L’outil clé de l’herméneutique, pour comprendre la philosophie égyptienne et sa relation au reste de la philosophie africaine, est le phénomène des mythes. Les mythes ne sont pas des mensonges comme le croient certaines personnes. Ils sont une façon d’expliquer des réalités complexes et intemporelles comme l’origine de la Terre, la mort, la destinée et la cause du Mal. Ils sont une forme primordiale de philosophie. La dimension cosmologique du mythe est bien captée dans la description suivante : les mythes racontent une histoire sacrée, qui remonte à la nuit des temps, le temps fabuleux du commencement. En d’autres termes, les mythes disent comment, au travers des actions d’un être surnaturel, une réalité a vu le jour…[66] Mais les mythes ont aussi une fonction éthique ou morale en relatant les croyances qu’il faut avoir, quel système social mettre en place. Sauvegarder et renforcer la morale, contient de la sagesse morale et offre des règles pratiques pour la vie quotidienne. [67].

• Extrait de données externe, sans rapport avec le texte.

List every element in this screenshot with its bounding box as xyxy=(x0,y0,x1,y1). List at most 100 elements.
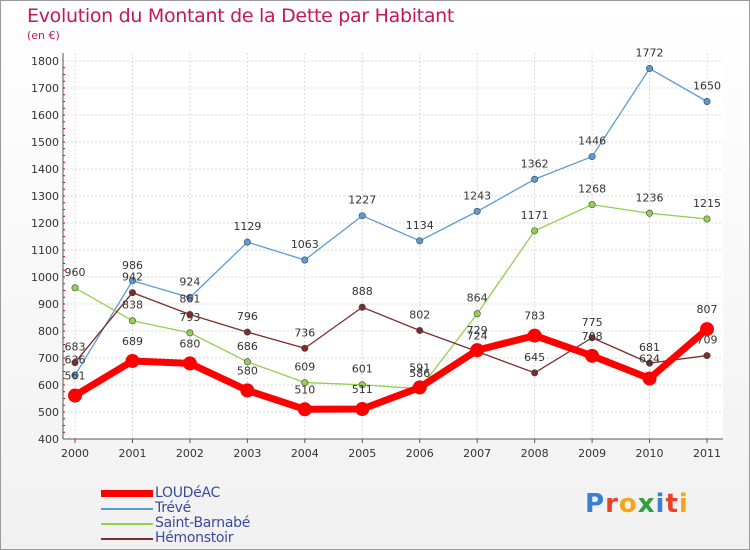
data-label: 807 xyxy=(697,303,718,316)
data-label: 1772 xyxy=(636,47,664,60)
data-point xyxy=(412,380,427,395)
data-point xyxy=(243,238,251,246)
y-tick-label: 900 xyxy=(38,298,59,311)
data-point xyxy=(473,207,481,215)
data-label: 708 xyxy=(582,330,603,343)
x-tick-label: 2006 xyxy=(406,447,434,460)
series-tr-v-: 6369869241129106312271134124313621446177… xyxy=(65,47,721,379)
data-point xyxy=(531,369,539,377)
data-point xyxy=(588,153,596,161)
data-label: 1129 xyxy=(233,220,261,233)
data-label: 580 xyxy=(237,364,258,377)
series-loud-ac: 561 689 680 580 510 511 591 729 783 708 624 807 xyxy=(65,303,718,417)
x-tick-label: 2011 xyxy=(693,447,721,460)
data-point xyxy=(703,98,711,106)
y-tick-label: 1600 xyxy=(31,109,59,122)
data-label: 736 xyxy=(294,326,315,339)
x-tick-label: 2009 xyxy=(578,447,606,460)
legend-swatch xyxy=(101,508,153,510)
data-point xyxy=(416,326,424,334)
y-tick-label: 1200 xyxy=(31,217,59,230)
data-point xyxy=(243,328,251,336)
series-line xyxy=(74,203,708,390)
legend-label: Trévé xyxy=(155,500,191,516)
logo-letter: t xyxy=(665,489,679,519)
y-tick-label: 700 xyxy=(38,352,59,365)
logo-letter: P xyxy=(585,489,606,519)
data-label: 888 xyxy=(352,285,373,298)
data-point xyxy=(186,311,194,319)
proxiti-logo: Proxiti xyxy=(585,489,689,519)
legend-swatch xyxy=(101,523,153,525)
series-line xyxy=(71,325,711,413)
data-point xyxy=(588,334,596,342)
data-point xyxy=(703,215,711,223)
data-point xyxy=(585,348,600,363)
data-point xyxy=(186,329,194,337)
data-point xyxy=(358,303,366,311)
data-point xyxy=(71,359,79,367)
data-label: 1268 xyxy=(578,183,606,196)
legend-label: LOUDéAC xyxy=(155,485,220,501)
data-point xyxy=(358,212,366,220)
data-label: 510 xyxy=(294,383,315,396)
y-tick-label: 800 xyxy=(38,325,59,338)
data-label: 724 xyxy=(467,330,488,343)
data-label: 783 xyxy=(524,310,545,323)
y-tick-label: 600 xyxy=(38,379,59,392)
x-tick-label: 2001 xyxy=(118,447,146,460)
data-label: 924 xyxy=(179,276,200,289)
data-label: 680 xyxy=(179,337,200,350)
data-point xyxy=(531,227,539,235)
data-point xyxy=(71,284,79,292)
x-tick-label: 2004 xyxy=(291,447,319,460)
data-point xyxy=(301,344,309,352)
y-tick-label: 1000 xyxy=(31,271,59,284)
legend-swatch xyxy=(101,538,153,540)
data-point xyxy=(240,383,255,398)
data-label: 1215 xyxy=(693,197,721,210)
x-tick-label: 2005 xyxy=(348,447,376,460)
data-label: 775 xyxy=(582,316,603,329)
logo-letter: i xyxy=(678,489,689,519)
data-point xyxy=(646,359,654,367)
legend-label: Saint-Barnabé xyxy=(155,515,251,531)
data-point xyxy=(68,388,82,403)
y-tick-label: 1100 xyxy=(31,244,59,257)
data-point xyxy=(646,65,654,73)
legend-label: Hémonstoir xyxy=(155,530,234,546)
x-tick-label: 2003 xyxy=(233,447,261,460)
data-label: 796 xyxy=(237,310,258,323)
data-label: 1063 xyxy=(291,238,319,251)
data-point xyxy=(243,358,251,366)
x-tick-label: 2007 xyxy=(463,447,491,460)
data-label: 802 xyxy=(409,308,430,321)
data-label: 591 xyxy=(409,361,430,374)
data-label: 624 xyxy=(639,353,660,366)
legend-swatch xyxy=(101,490,153,497)
data-point xyxy=(531,175,539,183)
series-line xyxy=(74,67,708,376)
data-label: 986 xyxy=(122,259,143,272)
data-label: 1650 xyxy=(693,80,721,93)
x-tick-label: 2008 xyxy=(521,447,549,460)
data-point xyxy=(128,289,136,297)
data-point xyxy=(527,328,542,343)
data-point xyxy=(301,256,309,264)
data-label: 960 xyxy=(65,266,86,279)
y-tick-label: 400 xyxy=(38,433,59,446)
data-label: 683 xyxy=(65,341,86,354)
plot-area xyxy=(63,53,723,439)
data-point xyxy=(646,209,654,217)
data-label: 1171 xyxy=(521,209,549,222)
data-point xyxy=(71,371,79,379)
data-label: 645 xyxy=(524,351,545,364)
data-label: 686 xyxy=(237,340,258,353)
data-label: 609 xyxy=(294,361,315,374)
data-label: 1134 xyxy=(406,219,434,232)
data-point xyxy=(128,317,136,325)
data-label: 838 xyxy=(122,299,143,312)
data-label: 729 xyxy=(467,324,488,337)
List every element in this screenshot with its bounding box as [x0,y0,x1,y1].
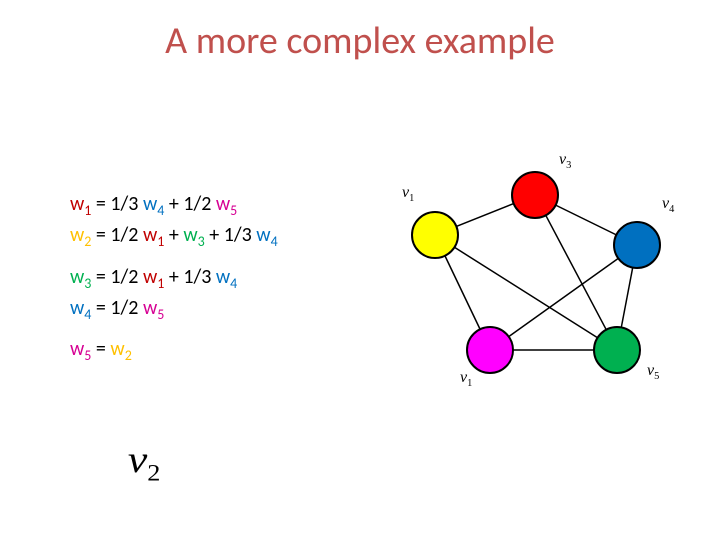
equation-line: w3 = 1/2 w1 + 1/3 w4 [70,263,278,294]
graph-edge [456,204,513,227]
equation-line: w4 = 1/2 w5 [70,294,278,325]
equation-line: w2 = 1/2 w1 + w3 + 1/3 w4 [70,221,278,252]
graph-node-v5 [594,327,640,373]
network-graph: v1 v3 v4 v5 v1 [380,150,685,400]
graph-node-v1 [412,212,458,258]
graph-node-v3 [512,172,558,218]
equation-line: w1 = 1/3 w4 + 1/2 w5 [70,190,278,221]
graph-label-v3: v3 [559,151,571,171]
graph-edge [621,268,632,328]
graph-label-v4: v4 [662,195,675,215]
graph-label-v5: v5 [647,362,659,382]
graph-edge [509,258,619,336]
bottom-v2-label: v2 [128,438,161,487]
equation-line: w5 = w2 [70,335,278,366]
graph-edge [445,256,480,330]
graph-label-v2: v1 [460,369,472,389]
slide-title: A more complex example [0,0,720,64]
graph-edge [556,205,617,235]
graph-edge [546,215,606,329]
graph-node-v4 [614,222,660,268]
graph-label-v1: v1 [402,184,414,204]
equations-block: w1 = 1/3 w4 + 1/2 w5w2 = 1/2 w1 + w3 + 1… [70,190,278,366]
graph-node-v2 [467,327,513,373]
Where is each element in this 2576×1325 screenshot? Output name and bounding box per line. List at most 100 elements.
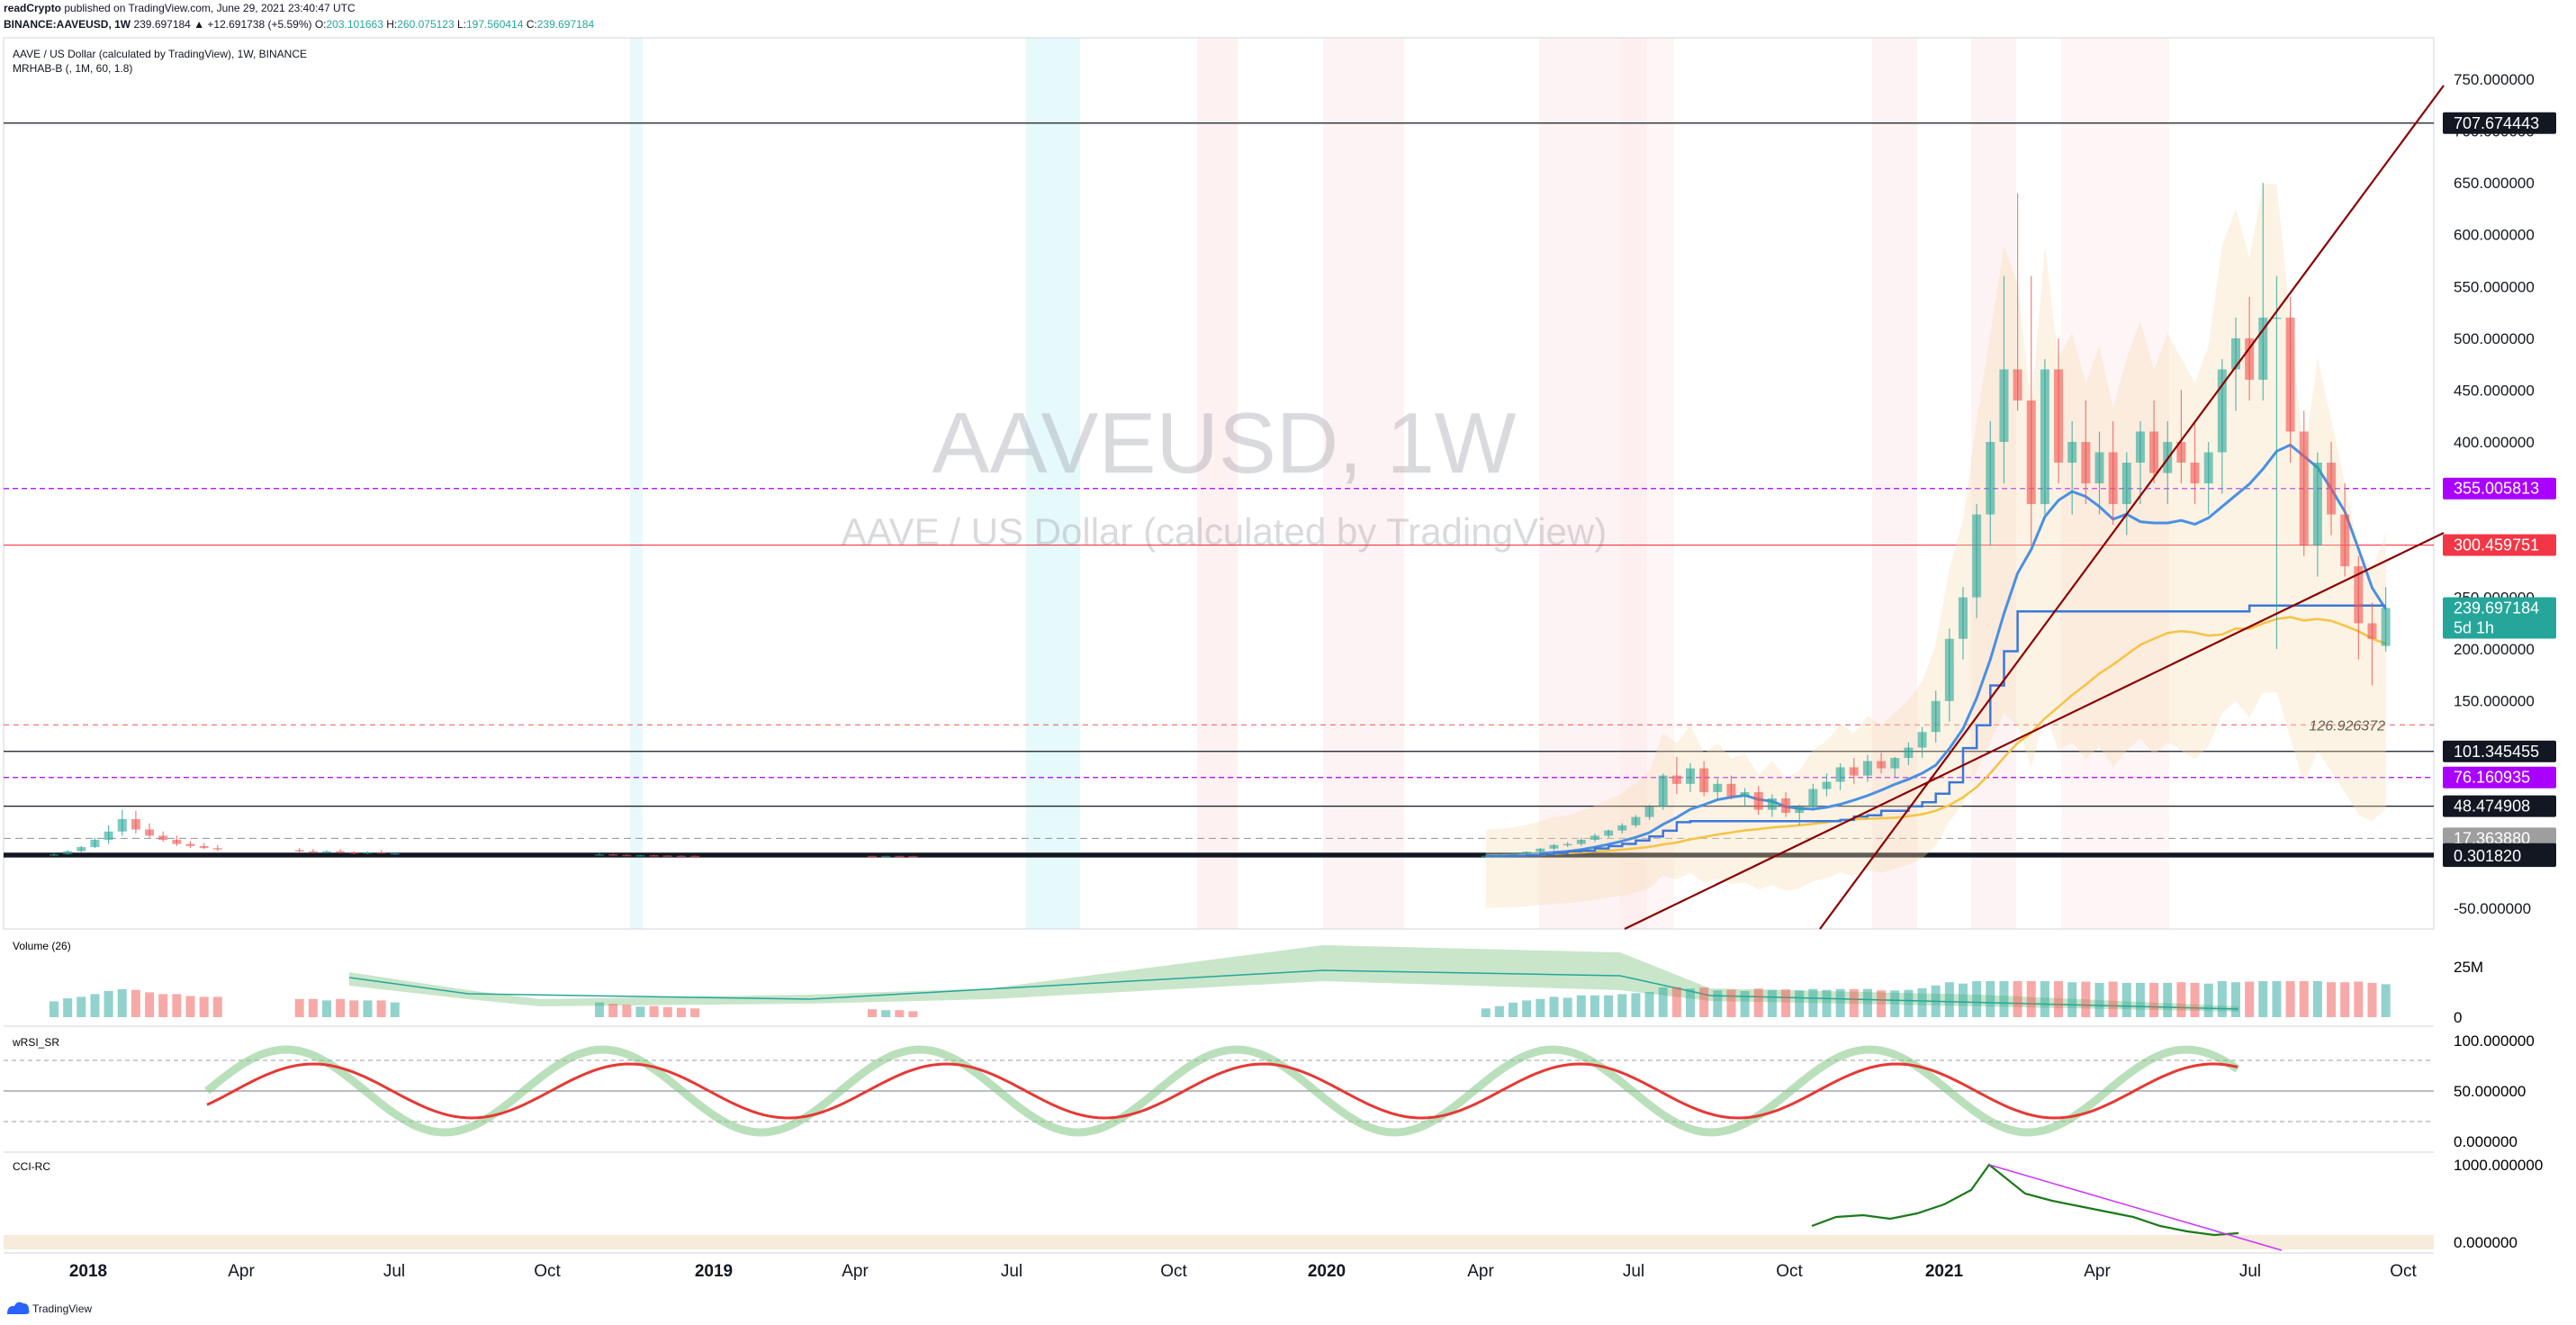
- time-tick-11: Oct: [1776, 1262, 1803, 1281]
- price-label-9: 0.301820: [2454, 847, 2521, 865]
- candle-body-16: [336, 851, 346, 853]
- wrsi-oscillator: [204, 1045, 2240, 1137]
- wrsi-slow-line: [206, 1062, 2238, 1120]
- volume-bar-90: [2258, 981, 2268, 1017]
- candle-body-79: [2108, 452, 2118, 505]
- price-label-bg-1: [2443, 477, 2556, 500]
- time-axis[interactable]: 2018 Apr Jul Oct 2019 Apr Jul Oct 2020 Apr Jul Oct 2…: [69, 1262, 2418, 1281]
- tradingview-cloud-icon: [7, 1302, 30, 1314]
- legend-title: AAVE / US Dollar (calculated by TradingV…: [13, 48, 307, 60]
- candle-body-8: [158, 835, 168, 840]
- volume-bar-77: [2081, 981, 2091, 1017]
- cci-tick-1000: 1000.000000: [2454, 1157, 2543, 1174]
- volume-bar-76: [2067, 982, 2077, 1017]
- volume-bar-65: [1917, 987, 1927, 1017]
- price-label-bg-9: [2443, 845, 2556, 868]
- time-tick-9: Apr: [1467, 1262, 1494, 1281]
- volume-bar-32: [908, 1011, 918, 1017]
- level-note-label: 126.926372: [2309, 718, 2385, 734]
- price-tick-2: 650.000000: [2454, 175, 2535, 192]
- candle-body-57: [1808, 789, 1818, 807]
- candle-body-25: [649, 855, 659, 857]
- volume-bar-57: [1808, 988, 1818, 1017]
- volume-bar-43: [1617, 994, 1627, 1017]
- candle-body-72: [2013, 369, 2022, 401]
- volume-bar-37: [1536, 998, 1545, 1017]
- candle-body-53: [1753, 792, 1763, 810]
- volume-bar-82: [2149, 982, 2159, 1017]
- candle-body-45: [1644, 807, 1654, 817]
- candle-body-0: [50, 854, 59, 856]
- volume-bar-81: [2135, 982, 2145, 1017]
- volume-tick-0: 0: [2454, 1009, 2462, 1026]
- candle-body-94: [2312, 462, 2322, 546]
- cci-tick-0: 0.000000: [2454, 1234, 2517, 1251]
- candle-body-62: [1877, 761, 1887, 769]
- candle-body-97: [2354, 566, 2364, 624]
- volume-bar-98: [2367, 982, 2377, 1017]
- price-label-3: 239.697184: [2454, 599, 2539, 617]
- candle-body-7: [145, 829, 155, 836]
- volume-bar-4: [104, 990, 113, 1017]
- candle-body-49: [1699, 768, 1709, 793]
- candle-body-65: [1917, 732, 1927, 748]
- time-tick-3: Oct: [534, 1262, 561, 1281]
- candle-body-37: [1536, 848, 1545, 852]
- volume-bar-73: [2026, 981, 2036, 1017]
- candle-body-26: [662, 855, 672, 857]
- candle-body-55: [1781, 798, 1791, 814]
- volume-bar-24: [635, 1006, 645, 1017]
- symbol-label: BINANCE:AAVEUSD, 1W: [4, 18, 131, 31]
- candle-body-89: [2245, 338, 2255, 380]
- candle-body-77: [2081, 441, 2091, 483]
- volume-bar-96: [2340, 982, 2350, 1017]
- candle-body-90: [2258, 317, 2268, 380]
- volume-bar-51: [1726, 989, 1736, 1017]
- volume-bar-63: [1890, 990, 1900, 1017]
- candle-body-87: [2217, 369, 2227, 453]
- volume-bar-58: [1822, 989, 1832, 1017]
- volume-bar-2: [77, 996, 86, 1017]
- volume-bar-71: [1999, 981, 2009, 1017]
- candle-body-23: [622, 854, 632, 857]
- volume-bar-7: [145, 992, 155, 1017]
- volume-bar-6: [131, 989, 140, 1017]
- volume-bar-1: [63, 998, 73, 1017]
- volume-bar-49: [1699, 987, 1709, 1017]
- volume-bar-50: [1713, 990, 1723, 1017]
- indicator-bands: [1485, 184, 2387, 908]
- price-label-1: 355.005813: [2454, 480, 2539, 498]
- candle-body-9: [172, 840, 182, 844]
- cci-line: [1811, 1163, 2283, 1251]
- candle-body-66: [1931, 700, 1941, 733]
- volume-bar-74: [2040, 981, 2049, 1017]
- candle-body-91: [2272, 317, 2282, 320]
- price-labels: 707.674443 355.005813 300.459751 239.697184…: [2443, 112, 2556, 868]
- candle-body-19: [376, 852, 386, 854]
- volume-bar-41: [1590, 995, 1599, 1017]
- trendlines: [1624, 85, 2445, 930]
- candle-body-11: [199, 845, 209, 849]
- candle-body-70: [1986, 441, 1995, 515]
- candle-body-98: [2367, 623, 2377, 639]
- price-label-bg-4: [2443, 740, 2556, 762]
- candle-body-81: [2135, 431, 2145, 463]
- candle-body-86: [2203, 452, 2213, 483]
- trendline-steep: [1819, 85, 2445, 930]
- time-tick-14: Jul: [2239, 1262, 2261, 1281]
- candle-body-6: [131, 818, 140, 830]
- price-label-sub-3: 5d 1h: [2454, 618, 2494, 636]
- candle-body-35: [1509, 853, 1518, 856]
- volume-bar-66: [1931, 985, 1941, 1017]
- candle-body-14: [308, 851, 318, 853]
- horizontal-levels: 126.926372: [4, 122, 2434, 858]
- volume-bar-33: [1481, 1008, 1491, 1017]
- candle-body-10: [185, 843, 195, 846]
- candle-body-12: [212, 848, 222, 850]
- candles: [50, 183, 2391, 858]
- volume-bar-89: [2245, 981, 2255, 1017]
- volume-bar-25: [649, 1005, 659, 1017]
- candle-body-18: [363, 852, 373, 854]
- candle-body-99: [2381, 608, 2391, 646]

Quelques mythes suffiront pour illustrer les affirmations et définitions ci-dessus.[68] Par exemple, les Abaluya du Kenya croient que Dieu a créé les hommes et le monde afin que le soleil puisse donner sa lumière à quelqu’un. Pour les Lozi de Zambie, Dieu a créé le monde qu’il a ensuite peuplé d’humains à commencer par les Lozi, avant de créer d’autres tribus. Les coutumes, langages, cultures ont été créées par Dieu. Les Shilluk du Sud Soudan expliquent la différence des races par un mythe qui veut que Dieu a créé différentes populations en utilisant de l’argile de différentes couleurs. Les Egyptiens croient que les humains proviennent du ciel d’où leur désir profond d’y retourner. Ces mythes établissent un aspect primordial de la philosophie en établissant que c’est un Etre Suprême, Dieu, qui est responsable pour avoir créé le monde et les humains et que ce dieu a pris des dispositions pour la survie de l’homme. D’autres éléments de rituels, sacrifice et êtres surnaturels de moindre importance sont tous dérivés de cette doctrine fondamentale qu’on retrouve dans toute l’Afrique.
Cosmos, l’humanité et Dieu
Un examen attentif de la métaphysique égyptienne montre le grand degré de similitude avec la vision du monde du reste de l’Afrique. Henri Frankfort a fait une excellente étude des divinités égyptiennes, de l’Etat, du mode de vie et de l’espoir [69] mais comme la plupart des érudits non africains, il fait une différence entre la philosophie et la religion. Néanmoins Frankfort fait un effort pour discerner les éléments philosophiques dans les doctrines égyptiennes et leur vue statique de l’univers est ce qui a formé leur théologie, leur morale et philosophie politique. [70] La religion égyptienne, à l’instar des religions africaines traditionnelles, n’a pas de livre sacré ou un dogme central. A la place il y a de nombreuses divinités, symboles, objets sacrés, mythes, totem/animaux sacré et des croyances qui ne sont pas fondées sur une seule théorie cohérente. [71] Les éléments cosmiques comme le soleil la Terre, le ciel, l’air et l’eau sont considérés comme les sources de toute vie et sont adorés comme des dieux.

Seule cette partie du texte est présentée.